Il MACA si riconferma teatro di linguaggi multidisciplinari.
Non ci sono parole per descrivere l’emozione e l’entusiasmo che hanno caratterizzato l’evento tenutosi nella Sala Estemporanea del MACA di Acri in un pomeriggio di quasi primavera. The breath of soul è stata la denominazione dell’evento poiché, ancor prima, è così che si intitola il disco del musicista e compositore acrese Danilo Guido. Un pubblico di oltre 120 presenze ha ascoltato e osservato in religioso silenzio l’esibizione musicale intervallata dalla conversazione fra chi scrive, Roberto Musolino, Jazzista e produttore del disco, a capo dell’etichetta discografica NSJ Musica di Roma e Danilo Guido, il quale ha raccontato la genesi del suo lavoro attraverso gli aspetti emotivi e quelli più propriamente tecnici che gli hanno consentito di giungere ad un risultato certamente eccelso, così come testimoniano – oltre all’apprezzamento del pubblico, alle attestazioni di stima e a ben due standing ovation – anche le importanti recensioni, ricevute fra gli altri, da Geoff Westley e Marco Zurzolo. L’evento, come detto nel comunicato di presentazione, è stato organizzato e curato dal Comitato di Gestione del MACA con la collaborazione del Direttore Artistico.
Voglio riportare i pensieri e le sensazioni che ho tratto dall’ascolto del disco di Danilo e che credo possano ben descriverne gli “scenari” a partire dalla quella che è la mia formazione: “In questo lavoro mi sembra di poter sentire i contrasti e la frammentazione tipici della contemporaneità, appartenuti, però, in fondo già alle Avanguardie Artistiche dei primi del Novecento; se è possibile realizzare delle similitudini mi sembra di poter ravvedere le atmosfere e gli scenari tipici del Surrealismo, con le libere associazioni di idee di ascendenza Freudiana; ma con le sue pause e le sue accelerazioni repentine ravvedo gli aspetti tipici del Futurismo, la corsa, il moto continuo in avanti, quella voglia di rappresentare la velocità pur restando fermi.
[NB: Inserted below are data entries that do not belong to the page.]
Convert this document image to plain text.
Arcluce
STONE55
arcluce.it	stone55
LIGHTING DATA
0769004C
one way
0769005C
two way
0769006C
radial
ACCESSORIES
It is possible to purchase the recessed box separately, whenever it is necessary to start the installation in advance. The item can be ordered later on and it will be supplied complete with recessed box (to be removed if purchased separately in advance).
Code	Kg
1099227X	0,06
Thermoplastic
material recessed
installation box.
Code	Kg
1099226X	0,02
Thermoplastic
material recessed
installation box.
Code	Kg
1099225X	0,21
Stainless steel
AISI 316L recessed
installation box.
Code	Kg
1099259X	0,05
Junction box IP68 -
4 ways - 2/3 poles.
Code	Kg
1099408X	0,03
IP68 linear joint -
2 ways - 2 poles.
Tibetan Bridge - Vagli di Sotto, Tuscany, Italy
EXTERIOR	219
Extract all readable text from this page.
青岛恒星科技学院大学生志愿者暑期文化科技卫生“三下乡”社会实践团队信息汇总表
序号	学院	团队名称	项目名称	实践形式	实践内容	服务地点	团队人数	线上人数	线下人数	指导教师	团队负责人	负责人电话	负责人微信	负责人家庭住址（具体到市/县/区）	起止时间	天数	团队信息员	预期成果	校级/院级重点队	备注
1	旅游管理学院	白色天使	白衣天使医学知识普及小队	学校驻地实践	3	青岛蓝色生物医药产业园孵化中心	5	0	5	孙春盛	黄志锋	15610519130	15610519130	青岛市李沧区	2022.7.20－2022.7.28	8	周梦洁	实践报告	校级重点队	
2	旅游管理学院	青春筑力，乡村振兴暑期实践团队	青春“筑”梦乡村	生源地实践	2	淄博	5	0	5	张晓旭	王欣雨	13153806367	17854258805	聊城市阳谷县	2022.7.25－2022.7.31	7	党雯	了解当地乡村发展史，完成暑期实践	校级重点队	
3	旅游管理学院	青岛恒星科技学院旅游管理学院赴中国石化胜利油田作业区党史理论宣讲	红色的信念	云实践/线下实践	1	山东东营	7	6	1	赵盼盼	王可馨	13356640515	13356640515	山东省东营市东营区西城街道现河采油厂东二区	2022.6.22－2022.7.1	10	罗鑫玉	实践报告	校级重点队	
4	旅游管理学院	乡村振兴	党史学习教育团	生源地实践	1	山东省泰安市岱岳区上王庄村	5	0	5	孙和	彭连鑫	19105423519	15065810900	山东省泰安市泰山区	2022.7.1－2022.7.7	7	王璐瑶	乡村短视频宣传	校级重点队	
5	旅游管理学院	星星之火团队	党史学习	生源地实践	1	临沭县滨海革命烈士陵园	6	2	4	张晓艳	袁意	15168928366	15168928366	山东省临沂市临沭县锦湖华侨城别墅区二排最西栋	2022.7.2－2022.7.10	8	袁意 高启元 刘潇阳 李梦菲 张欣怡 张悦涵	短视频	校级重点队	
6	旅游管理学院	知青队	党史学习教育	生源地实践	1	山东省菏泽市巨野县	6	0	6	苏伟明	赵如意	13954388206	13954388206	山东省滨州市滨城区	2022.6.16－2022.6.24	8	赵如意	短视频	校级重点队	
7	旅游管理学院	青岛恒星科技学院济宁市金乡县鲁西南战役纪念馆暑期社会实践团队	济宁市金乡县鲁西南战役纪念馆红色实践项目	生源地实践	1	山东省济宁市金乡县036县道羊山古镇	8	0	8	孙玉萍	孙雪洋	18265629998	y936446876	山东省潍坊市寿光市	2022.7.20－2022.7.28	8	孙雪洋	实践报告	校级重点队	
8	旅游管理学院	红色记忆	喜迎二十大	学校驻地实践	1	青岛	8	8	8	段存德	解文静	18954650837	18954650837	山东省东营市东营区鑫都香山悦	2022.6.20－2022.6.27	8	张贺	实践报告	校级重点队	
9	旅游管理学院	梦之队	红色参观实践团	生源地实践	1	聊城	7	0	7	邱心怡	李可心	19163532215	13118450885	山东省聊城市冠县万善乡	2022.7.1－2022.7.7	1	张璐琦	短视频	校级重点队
Suoni spezzati, brani fatti di linee rette, di segmenti interrotti, di angoli, quasi a poter realizzare, guidati dalla musica, vere e proprie architetture; qualcosa che si frantuma e che poi in fretta si ricompone, ma secondo un nuovo ed inconsueto ordine. Non possiamo fare altro se non metterci in ascolto, per essere accompagnati a percorrere questo nuovo ordine di cose.”